Agreed. These kind of thoughts are not new for him. He had exactly the same thought in college, and acted on it ("In Dan Hurley’s junior year, the pressure he put on himself became unbearable, and he stepped away after just two games that season amid struggles on and off the court. “I was done,” Hurley said in 2015,
according to the Providence Journal. “I was defeated. I hated basketball … I had come to hate the game.”" -
Dan Hurley haunted by his disappointing Seton Hall past). What did he take away from that experience? “I’m still haunted by my playing career in a lot of ways, just how disappointed I am to this day in terms of how that went for me at Seton Hall,” Hurley said. “So I do feel this enormous pressure in coaching to kind of make up for that."

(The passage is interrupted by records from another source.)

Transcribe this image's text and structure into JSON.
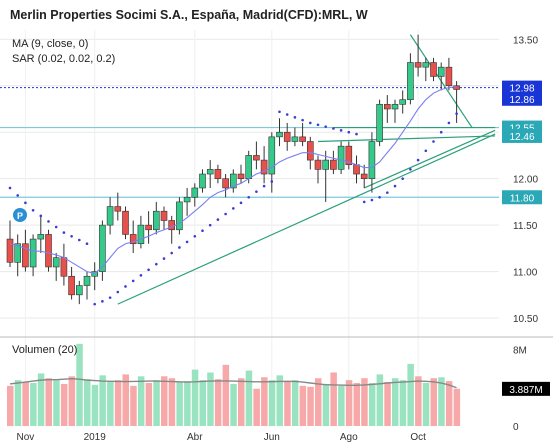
{
  "header": {
    "title": "Merlin Properties Socimi S.A., España, Madrid(CFD):MRL, W",
    "ma_label": "MA (9, close, 0)",
    "sar_label": "SAR (0.02, 0.02, 0.2)",
    "volume_label": "Volumen (20)",
    "badge": "P"
  },
  "colors": {
    "up": "#35c98a",
    "down": "#e8504b",
    "ma": "#7b7ff0",
    "sar": "#3b3bd6",
    "trend": "#2aa07a",
    "hline": "#7ec9dd",
    "vol_up": "#9ae3c1",
    "vol_down": "#f7a8a8",
    "vol_ma": "#888888",
    "price_blue": "#1a35d6",
    "price_teal": "#2aa8b6",
    "badge": "#2a8fd3"
  },
  "chart_data": {
    "type": "candlestick",
    "price_axis": {
      "ticks": [
        "13.50",
        "13.00",
        "12.50",
        "12.00",
        "11.50",
        "11.00",
        "10.50"
      ],
      "values": [
        13.5,
        13.0,
        12.5,
        12.0,
        11.5,
        11.0,
        10.5
      ],
      "ylim": [
        10.35,
        13.6
      ]
    },
    "price_labels": [
      {
        "text": "12.98",
        "value": 12.98,
        "style": "blue"
      },
      {
        "text": "12.86",
        "value": 12.86,
        "style": "blue"
      },
      {
        "text": "12.55",
        "value": 12.55,
        "style": "teal"
      },
      {
        "text": "12.46",
        "value": 12.46,
        "style": "teal"
      },
      {
        "text": "11.80",
        "value": 11.8,
        "style": "teal"
      }
    ],
    "x_axis": {
      "labels": [
        "Nov",
        "2019",
        "Abr",
        "Jun",
        "Ago",
        "Oct"
      ],
      "label_bars": [
        2,
        11,
        24,
        34,
        44,
        53
      ]
    },
    "candles": [
      [
        11.35,
        11.55,
        11.05,
        11.1
      ],
      [
        11.1,
        11.4,
        10.95,
        11.3
      ],
      [
        11.3,
        11.45,
        11.0,
        11.05
      ],
      [
        11.05,
        11.4,
        10.95,
        11.35
      ],
      [
        11.35,
        11.6,
        11.2,
        11.4
      ],
      [
        11.4,
        11.45,
        11.0,
        11.05
      ],
      [
        11.05,
        11.2,
        10.9,
        11.15
      ],
      [
        11.15,
        11.3,
        10.85,
        10.95
      ],
      [
        10.95,
        11.05,
        10.7,
        10.75
      ],
      [
        10.75,
        10.9,
        10.65,
        10.85
      ],
      [
        10.85,
        11.0,
        10.7,
        10.95
      ],
      [
        10.95,
        11.1,
        10.8,
        11.0
      ],
      [
        11.0,
        11.55,
        10.9,
        11.5
      ],
      [
        11.5,
        11.8,
        11.4,
        11.7
      ],
      [
        11.7,
        11.85,
        11.55,
        11.65
      ],
      [
        11.65,
        11.7,
        11.35,
        11.4
      ],
      [
        11.4,
        11.55,
        11.2,
        11.3
      ],
      [
        11.3,
        11.6,
        11.25,
        11.5
      ],
      [
        11.5,
        11.65,
        11.3,
        11.45
      ],
      [
        11.45,
        11.75,
        11.4,
        11.65
      ],
      [
        11.65,
        11.7,
        11.45,
        11.55
      ],
      [
        11.55,
        11.6,
        11.3,
        11.45
      ],
      [
        11.45,
        11.8,
        11.4,
        11.75
      ],
      [
        11.75,
        11.9,
        11.6,
        11.8
      ],
      [
        11.8,
        11.95,
        11.7,
        11.9
      ],
      [
        11.9,
        12.1,
        11.85,
        12.05
      ],
      [
        12.05,
        12.2,
        11.9,
        12.1
      ],
      [
        12.1,
        12.15,
        11.95,
        12.0
      ],
      [
        12.0,
        12.05,
        11.8,
        11.9
      ],
      [
        11.9,
        12.1,
        11.85,
        12.05
      ],
      [
        12.05,
        12.15,
        11.95,
        12.0
      ],
      [
        12.0,
        12.3,
        11.95,
        12.25
      ],
      [
        12.25,
        12.4,
        12.1,
        12.2
      ],
      [
        12.2,
        12.35,
        11.95,
        12.05
      ],
      [
        12.05,
        12.5,
        11.85,
        12.45
      ],
      [
        12.45,
        12.65,
        12.35,
        12.5
      ],
      [
        12.5,
        12.6,
        12.3,
        12.4
      ],
      [
        12.4,
        12.55,
        12.35,
        12.45
      ],
      [
        12.45,
        12.6,
        12.35,
        12.4
      ],
      [
        12.4,
        12.45,
        12.1,
        12.2
      ],
      [
        12.2,
        12.25,
        11.95,
        12.1
      ],
      [
        12.1,
        12.3,
        11.75,
        12.2
      ],
      [
        12.2,
        12.3,
        12.05,
        12.1
      ],
      [
        12.1,
        12.4,
        12.05,
        12.35
      ],
      [
        12.35,
        12.4,
        12.1,
        12.15
      ],
      [
        12.15,
        12.25,
        11.95,
        12.05
      ],
      [
        12.05,
        12.15,
        11.9,
        12.0
      ],
      [
        12.0,
        12.5,
        11.85,
        12.4
      ],
      [
        12.4,
        12.85,
        12.35,
        12.8
      ],
      [
        12.8,
        12.9,
        12.6,
        12.75
      ],
      [
        12.75,
        12.85,
        12.6,
        12.8
      ],
      [
        12.8,
        12.95,
        12.7,
        12.85
      ],
      [
        12.85,
        13.35,
        12.8,
        13.25
      ],
      [
        13.25,
        13.55,
        13.1,
        13.2
      ],
      [
        13.2,
        13.3,
        13.05,
        13.25
      ],
      [
        13.25,
        13.3,
        13.05,
        13.1
      ],
      [
        13.1,
        13.25,
        12.95,
        13.2
      ],
      [
        13.2,
        13.3,
        12.95,
        13.0
      ],
      [
        13.0,
        13.05,
        12.6,
        12.96
      ]
    ],
    "ma": [
      11.3,
      11.28,
      11.25,
      11.22,
      11.22,
      11.2,
      11.18,
      11.15,
      11.1,
      11.05,
      11.0,
      10.98,
      11.05,
      11.15,
      11.25,
      11.3,
      11.32,
      11.35,
      11.38,
      11.42,
      11.45,
      11.48,
      11.52,
      11.58,
      11.65,
      11.72,
      11.8,
      11.85,
      11.88,
      11.92,
      11.95,
      12.0,
      12.05,
      12.08,
      12.12,
      12.18,
      12.22,
      12.25,
      12.28,
      12.28,
      12.26,
      12.24,
      12.22,
      12.2,
      12.18,
      12.15,
      12.12,
      12.12,
      12.18,
      12.28,
      12.38,
      12.5,
      12.62,
      12.75,
      12.85,
      12.92,
      12.96,
      12.98,
      12.99
    ],
    "sar": [
      11.9,
      11.82,
      11.74,
      11.66,
      11.6,
      11.54,
      11.48,
      11.42,
      11.38,
      11.34,
      11.3,
      10.65,
      10.68,
      10.72,
      10.78,
      10.84,
      10.9,
      10.96,
      11.02,
      11.08,
      11.14,
      11.2,
      11.26,
      11.32,
      11.38,
      11.44,
      11.5,
      11.56,
      11.62,
      11.68,
      11.74,
      11.8,
      11.86,
      11.92,
      11.97,
      12.72,
      12.69,
      12.66,
      12.63,
      12.6,
      12.58,
      12.56,
      12.54,
      12.52,
      12.5,
      12.48,
      11.75,
      11.77,
      11.8,
      11.85,
      11.92,
      12.0,
      12.1,
      12.2,
      12.3,
      12.4,
      12.5,
      12.6,
      12.7
    ],
    "trendlines": [
      {
        "from": [
          14,
          10.65
        ],
        "to": [
          63,
          12.48
        ]
      },
      {
        "from": [
          46,
          11.9
        ],
        "to": [
          63,
          12.52
        ]
      },
      {
        "from": [
          52,
          13.55
        ],
        "to": [
          60,
          12.55
        ]
      },
      {
        "from": [
          42,
          12.55
        ],
        "to": [
          63,
          12.55
        ]
      },
      {
        "from": [
          40,
          12.4
        ],
        "to": [
          63,
          12.46
        ]
      }
    ],
    "hlines": [
      12.55,
      11.8
    ],
    "dotted_hline": 12.98,
    "volume": {
      "axis_ticks": [
        "8M",
        "0"
      ],
      "axis_values": [
        8,
        0
      ],
      "ylim": [
        0,
        9
      ],
      "last_label": "3.887M",
      "last_value": 3.887,
      "bars": [
        4.2,
        4.8,
        4.6,
        4.5,
        5.5,
        5.0,
        4.8,
        4.4,
        5.2,
        8.6,
        4.9,
        4.3,
        5.3,
        4.6,
        4.8,
        5.4,
        4.2,
        5.2,
        4.5,
        4.8,
        5.2,
        5.0,
        4.6,
        4.7,
        5.9,
        4.8,
        5.6,
        4.9,
        6.4,
        4.4,
        5.0,
        5.8,
        3.9,
        5.1,
        4.8,
        5.3,
        4.6,
        4.8,
        4.2,
        4.1,
        5.0,
        4.4,
        5.6,
        4.2,
        4.8,
        4.5,
        5.0,
        4.5,
        5.4,
        4.6,
        5.0,
        4.8,
        6.5,
        5.2,
        4.5,
        5.0,
        5.1,
        4.7,
        3.9
      ],
      "ma": [
        4.4,
        4.5,
        4.6,
        4.7,
        4.8,
        4.85,
        4.85,
        4.9,
        4.95,
        4.9,
        4.8,
        4.75,
        4.7,
        4.68,
        4.66,
        4.65,
        4.66,
        4.68,
        4.7,
        4.7,
        4.68,
        4.65,
        4.62,
        4.6,
        4.62,
        4.66,
        4.7,
        4.72,
        4.72,
        4.7,
        4.68,
        4.65,
        4.62,
        4.62,
        4.64,
        4.66,
        4.68,
        4.66,
        4.6,
        4.5,
        4.4,
        4.32,
        4.3,
        4.28,
        4.26,
        4.26,
        4.3,
        4.35,
        4.42,
        4.5,
        4.56,
        4.6,
        4.65,
        4.7,
        4.68,
        4.62,
        4.5,
        4.3,
        4.0
      ]
    }
  }
}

Big time college athletics is extremely demanding, and many athletes must ask themselves if it's worth it. Hurley lets them know he knows what they're thinking and empathizes.
And if those kind of thoughts come to him today, after a grueling and disappointing season, what's his conclusion going to be? The title of his book is the answer: "Never Stop: Life, Leadership, and What It Takes to Be Great". He wants to be great and the lesson he's learned is the way there is to never stop, to work through the doubts and keep going.
He's not quitting. He's being himself, knowing that openness about the reality and legitimacy of doubts gives credibility to his teaching and is good for his players and for his teams.